No hay que juzgarles mal porque ninguno de ellos haya hecho la guerra como la hemos hecho tantos. Tampoco ellos han tenido la culpa, y las consecuencias, en cualquier caso, las van a pagar lo mismo. Además, ¿por qué no iba a sonar la música? Es la última que vamos a oír en mucho tiempo, me temo. Yo creo que la música ha sido como tomar un poco de morfina, para no sentir tan agudo el dolor, por lo menos esta noche. Iba a tener razón el tonto de Canigó, más vale reír que llorar.

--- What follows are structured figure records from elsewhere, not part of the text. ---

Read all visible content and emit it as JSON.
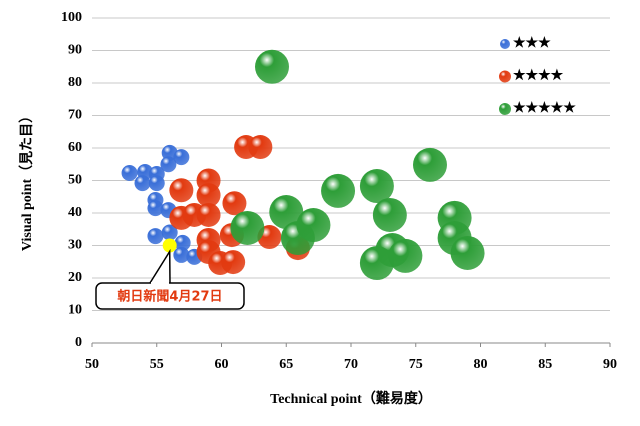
{
  "chart_data": {
    "type": "scatter",
    "xlabel": "Technical point（難易度）",
    "ylabel": "Visual point（見た目）",
    "xlim": [
      50,
      90
    ],
    "xticks": [
      50,
      55,
      60,
      65,
      70,
      75,
      80,
      85,
      90
    ],
    "ylim": [
      0,
      100
    ],
    "yticks": [
      0,
      10,
      20,
      30,
      40,
      50,
      60,
      70,
      80,
      90,
      100
    ],
    "grid": true,
    "legend": "upper right",
    "series": [
      {
        "name": "★★★",
        "color": "#3a6fd8",
        "x": [
          52.9,
          54.1,
          55.0,
          53.9,
          55.0,
          56.0,
          56.9,
          55.9,
          54.9,
          54.9,
          55.9,
          54.9,
          56.0,
          57.0,
          56.9,
          57.9
        ],
        "y": [
          52.3,
          52.6,
          52.0,
          49.2,
          49.2,
          58.5,
          57.2,
          55.0,
          44.0,
          41.5,
          40.9,
          32.9,
          34.0,
          30.8,
          27.1,
          26.5
        ]
      },
      {
        "name": "★★★★",
        "color": "#e23a10",
        "x": [
          56.9,
          59.0,
          59.0,
          56.9,
          57.9,
          59.0,
          59.0,
          59.0,
          59.9,
          60.9,
          61.0,
          60.8,
          61.9,
          63.0,
          63.7,
          65.9
        ],
        "y": [
          47.0,
          50.0,
          45.5,
          38.5,
          39.4,
          39.4,
          31.7,
          28.0,
          24.6,
          24.9,
          43.0,
          33.2,
          60.3,
          60.3,
          32.6,
          29.2
        ]
      },
      {
        "name": "★★★★★",
        "color": "#2e9e38",
        "x": [
          63.9,
          62.0,
          65.0,
          65.9,
          67.1,
          69.0,
          72.0,
          73.0,
          73.2,
          74.2,
          72.0,
          76.1,
          78.0,
          78.0,
          79.0
        ],
        "y": [
          85.0,
          35.4,
          40.3,
          32.3,
          36.3,
          46.8,
          48.3,
          39.4,
          28.6,
          26.8,
          24.6,
          54.8,
          38.5,
          32.3,
          27.7
        ]
      }
    ],
    "annotation": {
      "text": "朝日新聞4月27日",
      "x": 56,
      "y": 30,
      "color": "#ffff00"
    }
  }
}
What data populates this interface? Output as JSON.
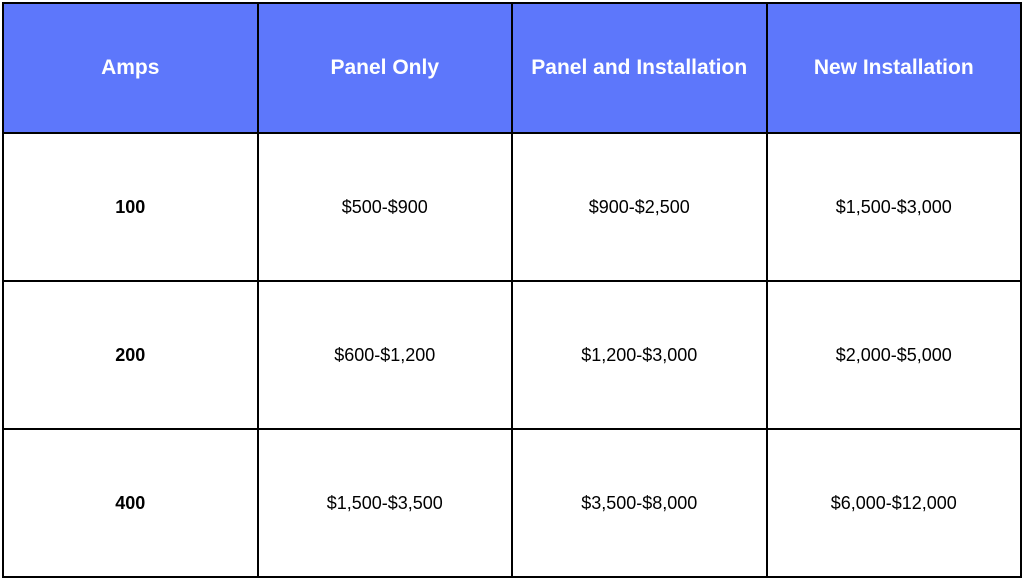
{
  "table": {
    "header_bg_color": "#5d77fb",
    "header_text_color": "#ffffff",
    "border_color": "#000000",
    "columns": [
      "Amps",
      "Panel Only",
      "Panel and Installation",
      "New Installation"
    ],
    "rows": [
      {
        "amps": "100",
        "panel_only": "$500-$900",
        "panel_and_installation": "$900-$2,500",
        "new_installation": "$1,500-$3,000"
      },
      {
        "amps": "200",
        "panel_only": "$600-$1,200",
        "panel_and_installation": "$1,200-$3,000",
        "new_installation": "$2,000-$5,000"
      },
      {
        "amps": "400",
        "panel_only": "$1,500-$3,500",
        "panel_and_installation": "$3,500-$8,000",
        "new_installation": "$6,000-$12,000"
      }
    ]
  }
}
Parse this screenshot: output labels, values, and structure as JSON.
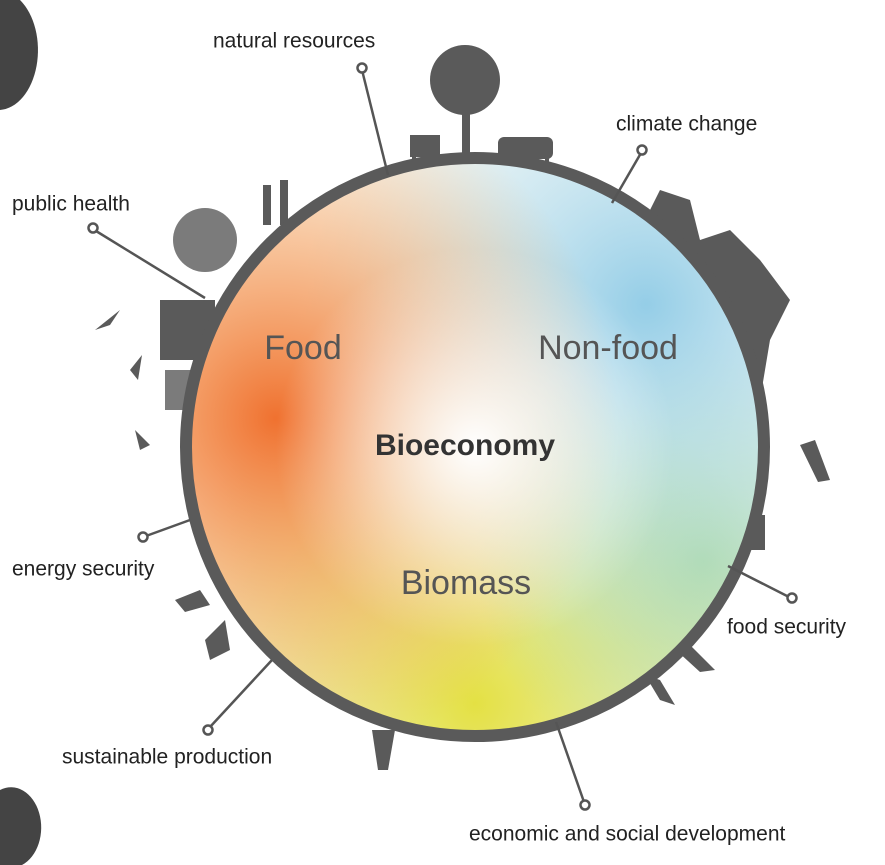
{
  "center": {
    "title": "Bioeconomy",
    "sectors": [
      "Food",
      "Non-food",
      "Biomass"
    ]
  },
  "labels": [
    "natural resources",
    "climate change",
    "public health",
    "energy security",
    "food security",
    "sustainable production",
    "economic and social development"
  ]
}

Me acabo de despertar. Le he preguntado la hora a uno que está a mi lado, al que no conozco. Me ha dicho, duerme, compañero, todavía es pronto. ¡Dormir! ¡Quién pudiera dormir! En la sala consistorial todo son bultos sin forma, cuerpos derrotados, como muertos. Están muertos, pero no dormidos. Esperamos que se haga de día. La chica que se hizo cargo de mí me ha regalado dos lápices casi nuevos. Me dijo que si quería me podía llevar uno de los sellos de caucho del Estado Mayor. Me dijo, así podrás firmarte los permisos que quieras. Y nos reímos los dos. Por no llorar, aunque no he visto llorar a nadie. No nos quedan ni lágrimas.